Students Explored a Diversity of Topics at the DSAN Fall Poster Sessions
Poster sessions are an important part of the student experience within the MS Data Science & Analytics program. Not only do they allow students to explore a wide range of topics, they provide an opportunity for students to fine-tune their research, project management and presentation skills.
Earlier this month, students from both the Advanced Research Methodologies (Capstone Project) course and our Data Science and Climate Change course gathered to present their projects to an audience of faculty, staff, mentors, and fellow students.
The Advanced Research Methodologies course, taught by Dr. Britt He, guides students in developing data science research projects as well as teaching effective scientific writing. Topics include the principles of research questions development, research methods selection, effective results interpretation, effective writing, appropriate journal paper writing styles, peer review, authorship, and communicating scientific ideas to academic and non-academic audiences. This year’s students worked with mentors from a wide-ranging list of organizations such as USAID and AstraZeneca, and on a wide range of subject areas, from anthropology to modern media.
Many students in this course will go on to pursue PhDs and/or research positions in the field.

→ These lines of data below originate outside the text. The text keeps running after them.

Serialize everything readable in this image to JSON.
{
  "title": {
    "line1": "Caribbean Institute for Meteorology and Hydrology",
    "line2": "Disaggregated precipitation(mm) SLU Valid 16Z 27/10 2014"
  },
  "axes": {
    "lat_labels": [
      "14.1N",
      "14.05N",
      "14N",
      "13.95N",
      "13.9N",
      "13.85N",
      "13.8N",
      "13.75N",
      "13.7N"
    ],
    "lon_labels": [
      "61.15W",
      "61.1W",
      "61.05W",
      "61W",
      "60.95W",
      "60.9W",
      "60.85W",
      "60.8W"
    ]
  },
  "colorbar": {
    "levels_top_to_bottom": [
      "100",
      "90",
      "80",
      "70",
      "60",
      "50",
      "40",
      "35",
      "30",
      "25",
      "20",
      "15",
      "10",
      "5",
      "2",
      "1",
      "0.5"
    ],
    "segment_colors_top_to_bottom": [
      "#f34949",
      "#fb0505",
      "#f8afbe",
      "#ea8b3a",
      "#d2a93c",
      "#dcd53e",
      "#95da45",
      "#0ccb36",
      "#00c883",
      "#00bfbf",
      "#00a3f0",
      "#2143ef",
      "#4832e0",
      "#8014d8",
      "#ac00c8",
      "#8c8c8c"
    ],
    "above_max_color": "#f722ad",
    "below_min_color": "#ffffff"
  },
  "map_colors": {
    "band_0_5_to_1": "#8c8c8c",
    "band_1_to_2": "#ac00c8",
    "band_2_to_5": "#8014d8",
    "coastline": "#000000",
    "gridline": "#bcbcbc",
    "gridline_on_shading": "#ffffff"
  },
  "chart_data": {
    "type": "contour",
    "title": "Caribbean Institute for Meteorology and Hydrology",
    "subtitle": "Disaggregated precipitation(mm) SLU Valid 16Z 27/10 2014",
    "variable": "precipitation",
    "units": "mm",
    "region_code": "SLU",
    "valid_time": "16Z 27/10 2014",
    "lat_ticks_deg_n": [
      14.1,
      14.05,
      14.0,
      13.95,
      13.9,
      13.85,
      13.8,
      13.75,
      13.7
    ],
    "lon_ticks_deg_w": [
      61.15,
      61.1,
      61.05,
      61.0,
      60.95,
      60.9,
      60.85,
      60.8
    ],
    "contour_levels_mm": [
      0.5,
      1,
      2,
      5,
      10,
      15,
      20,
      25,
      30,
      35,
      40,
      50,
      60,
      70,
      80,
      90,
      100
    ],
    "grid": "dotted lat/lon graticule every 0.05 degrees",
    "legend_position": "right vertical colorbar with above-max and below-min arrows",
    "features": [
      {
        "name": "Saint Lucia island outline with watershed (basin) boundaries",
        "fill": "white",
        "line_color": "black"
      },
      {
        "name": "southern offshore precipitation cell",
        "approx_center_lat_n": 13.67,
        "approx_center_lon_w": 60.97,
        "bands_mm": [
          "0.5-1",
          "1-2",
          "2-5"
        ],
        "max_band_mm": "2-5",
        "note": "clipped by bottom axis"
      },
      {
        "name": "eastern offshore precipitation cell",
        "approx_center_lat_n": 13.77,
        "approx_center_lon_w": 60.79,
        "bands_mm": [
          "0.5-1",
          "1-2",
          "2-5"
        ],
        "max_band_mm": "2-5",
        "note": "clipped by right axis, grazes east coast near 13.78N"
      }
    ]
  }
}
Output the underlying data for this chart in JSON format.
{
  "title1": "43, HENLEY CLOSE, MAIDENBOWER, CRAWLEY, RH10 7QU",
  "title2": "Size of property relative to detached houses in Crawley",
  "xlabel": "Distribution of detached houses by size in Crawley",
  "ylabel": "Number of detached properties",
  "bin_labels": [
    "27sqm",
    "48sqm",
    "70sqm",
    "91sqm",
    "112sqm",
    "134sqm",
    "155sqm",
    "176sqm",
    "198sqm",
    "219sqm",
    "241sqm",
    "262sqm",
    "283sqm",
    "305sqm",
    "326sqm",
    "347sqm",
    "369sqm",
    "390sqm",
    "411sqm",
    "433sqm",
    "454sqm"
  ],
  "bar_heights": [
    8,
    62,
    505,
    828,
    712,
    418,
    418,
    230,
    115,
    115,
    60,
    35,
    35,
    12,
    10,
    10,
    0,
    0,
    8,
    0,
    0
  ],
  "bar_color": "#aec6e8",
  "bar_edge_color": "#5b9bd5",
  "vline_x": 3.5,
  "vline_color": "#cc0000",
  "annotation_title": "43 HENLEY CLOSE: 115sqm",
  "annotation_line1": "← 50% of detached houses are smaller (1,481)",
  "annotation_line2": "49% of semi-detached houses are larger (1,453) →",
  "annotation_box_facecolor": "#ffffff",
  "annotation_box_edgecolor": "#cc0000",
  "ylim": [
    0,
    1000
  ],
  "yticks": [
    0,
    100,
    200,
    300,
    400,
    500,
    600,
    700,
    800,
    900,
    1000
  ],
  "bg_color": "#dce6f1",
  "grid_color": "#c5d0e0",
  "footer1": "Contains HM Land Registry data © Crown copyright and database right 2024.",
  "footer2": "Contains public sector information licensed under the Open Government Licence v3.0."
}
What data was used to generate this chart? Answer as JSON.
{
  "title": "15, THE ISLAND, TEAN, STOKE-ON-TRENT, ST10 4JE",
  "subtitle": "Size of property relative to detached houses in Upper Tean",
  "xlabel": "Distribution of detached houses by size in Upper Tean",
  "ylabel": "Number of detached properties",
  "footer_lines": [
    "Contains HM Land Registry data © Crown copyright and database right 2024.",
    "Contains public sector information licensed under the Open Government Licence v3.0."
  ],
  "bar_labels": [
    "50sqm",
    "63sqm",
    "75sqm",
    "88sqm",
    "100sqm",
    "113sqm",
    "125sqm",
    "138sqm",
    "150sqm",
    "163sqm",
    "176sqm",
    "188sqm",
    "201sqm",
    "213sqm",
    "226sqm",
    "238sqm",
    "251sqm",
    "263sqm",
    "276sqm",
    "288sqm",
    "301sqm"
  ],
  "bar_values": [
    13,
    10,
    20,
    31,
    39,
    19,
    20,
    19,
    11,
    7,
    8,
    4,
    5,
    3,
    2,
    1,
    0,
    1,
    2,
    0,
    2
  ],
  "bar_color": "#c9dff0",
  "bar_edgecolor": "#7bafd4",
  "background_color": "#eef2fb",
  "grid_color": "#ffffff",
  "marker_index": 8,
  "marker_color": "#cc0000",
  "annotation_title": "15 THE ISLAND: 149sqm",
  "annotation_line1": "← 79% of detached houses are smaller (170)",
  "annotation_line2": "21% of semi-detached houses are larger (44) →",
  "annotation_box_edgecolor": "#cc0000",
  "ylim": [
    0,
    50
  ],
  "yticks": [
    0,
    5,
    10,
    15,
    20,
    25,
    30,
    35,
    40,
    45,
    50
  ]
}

Our Data Science and Climate Change course investigates the myriad ways Data Science can be used to address climate change. This includes aspects of climate change in which Data Science is already beginning to tackle, such as mitigating emissions from the five most carbon-intensive societal activities – energy, manufacturing, agriculture / land use, transportation, and buildings / infrastructure.
This year’s students explored applied data science techniques to a variety of climate change issues, including:
- assessing marine biodiversity
- forecasting climate-driven trends (storms, floods, sea level rise, wildfires, heatwaves, crop failure, vector-borne disease)
- optimizing agricultural practices
- understanding political sentiment
- analyzing the effect of renewables on the energy grid
- automating waste categorization
“This was phenomenal hands-on work at the intersection of two profound societal forces: AI and climate change”- Prof. Dan Loehr- Data Science and Climate Change
We can’t wait to see what these students do next!